Asset managers or asset owners must be able to provide sufficient detail regarding why and how they implement AI technology in their process, what specific frameworks they use, and what results or improvements they observe from using AI. This recommendation is in line with the ethical principles of transparency and duty to clients as set out in the CFA Institute Code of Ethics and Standards of Professional Conduct.
To help stakeholders — especially asset owners and clients — spot AIW, this report provides a list of targeted questions that cover technical details (e.g., what algorithms are used, what data they train on, how performance is measured) and organizational aspects (e.g., who is leading the AI efforts and whether they have the right background).
Key Takeaways
- AIW is the practice of overstating or misrepresenting how firms use AI in their financial products and services.
- Many firms face pressure to appear “tech savvy” and use AI buzzwords to attract clients — even when AI is not a core part of their process.

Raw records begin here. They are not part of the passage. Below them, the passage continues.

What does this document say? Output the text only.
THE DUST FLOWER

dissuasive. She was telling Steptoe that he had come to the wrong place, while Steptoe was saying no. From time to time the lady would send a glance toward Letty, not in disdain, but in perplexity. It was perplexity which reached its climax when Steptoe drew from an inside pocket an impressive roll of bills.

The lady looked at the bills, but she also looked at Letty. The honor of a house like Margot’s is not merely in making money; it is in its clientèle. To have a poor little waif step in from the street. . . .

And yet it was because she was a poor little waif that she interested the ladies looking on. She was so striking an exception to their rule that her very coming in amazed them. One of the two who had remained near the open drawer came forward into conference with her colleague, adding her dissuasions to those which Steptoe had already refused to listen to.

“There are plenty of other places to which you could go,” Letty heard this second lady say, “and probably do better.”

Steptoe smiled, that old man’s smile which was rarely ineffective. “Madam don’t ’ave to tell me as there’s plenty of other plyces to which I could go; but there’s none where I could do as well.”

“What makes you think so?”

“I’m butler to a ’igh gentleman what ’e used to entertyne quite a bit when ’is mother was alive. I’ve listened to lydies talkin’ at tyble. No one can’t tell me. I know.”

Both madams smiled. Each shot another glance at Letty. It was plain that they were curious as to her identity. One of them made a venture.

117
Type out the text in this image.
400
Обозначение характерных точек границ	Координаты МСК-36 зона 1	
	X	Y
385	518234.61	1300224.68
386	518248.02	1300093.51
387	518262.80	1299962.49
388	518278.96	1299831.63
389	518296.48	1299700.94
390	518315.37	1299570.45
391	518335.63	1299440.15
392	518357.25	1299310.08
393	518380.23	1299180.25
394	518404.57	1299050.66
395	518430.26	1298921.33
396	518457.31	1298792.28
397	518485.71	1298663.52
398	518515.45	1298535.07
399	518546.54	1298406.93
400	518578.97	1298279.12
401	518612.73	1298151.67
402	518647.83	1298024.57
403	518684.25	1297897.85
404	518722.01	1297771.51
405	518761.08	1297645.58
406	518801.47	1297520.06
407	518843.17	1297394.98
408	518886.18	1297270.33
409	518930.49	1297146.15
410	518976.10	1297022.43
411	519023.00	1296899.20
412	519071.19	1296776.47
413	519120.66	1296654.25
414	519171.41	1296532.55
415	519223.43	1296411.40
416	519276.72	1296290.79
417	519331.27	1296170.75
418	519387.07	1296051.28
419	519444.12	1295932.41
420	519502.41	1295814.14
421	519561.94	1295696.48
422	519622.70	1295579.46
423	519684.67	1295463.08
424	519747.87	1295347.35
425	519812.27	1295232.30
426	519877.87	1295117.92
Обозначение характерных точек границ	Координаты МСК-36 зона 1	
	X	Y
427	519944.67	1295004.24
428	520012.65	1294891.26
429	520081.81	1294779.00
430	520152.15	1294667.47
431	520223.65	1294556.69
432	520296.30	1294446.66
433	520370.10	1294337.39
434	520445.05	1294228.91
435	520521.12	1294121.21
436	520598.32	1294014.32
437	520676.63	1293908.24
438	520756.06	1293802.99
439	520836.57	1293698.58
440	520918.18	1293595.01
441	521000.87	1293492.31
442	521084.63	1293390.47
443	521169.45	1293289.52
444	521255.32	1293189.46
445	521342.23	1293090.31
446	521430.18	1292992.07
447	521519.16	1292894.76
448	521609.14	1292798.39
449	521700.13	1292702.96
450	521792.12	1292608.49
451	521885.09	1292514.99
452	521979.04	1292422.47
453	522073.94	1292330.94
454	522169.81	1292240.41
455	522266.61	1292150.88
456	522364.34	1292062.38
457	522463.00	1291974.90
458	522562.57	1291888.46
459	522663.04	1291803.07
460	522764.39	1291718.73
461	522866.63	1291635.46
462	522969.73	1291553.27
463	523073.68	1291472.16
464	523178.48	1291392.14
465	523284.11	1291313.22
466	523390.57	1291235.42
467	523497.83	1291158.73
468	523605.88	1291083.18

- Real AI use requires deep expertise, substantial resources, and clear evidence of impact on investment decisions or performance.
- AIW undermines XAI by making AI processes less transparent and more difficult for stakeholders to evaluate.
- The report offers a practical questionnaire to help asset owners and clients detect AIW through due diligence.
- Firms must uphold marketing integrity and transparency, ensuring that claims about AI use reflect reality — not hype — in line with the CFA Institute Code of Ethics and Standards of Professional Conduct.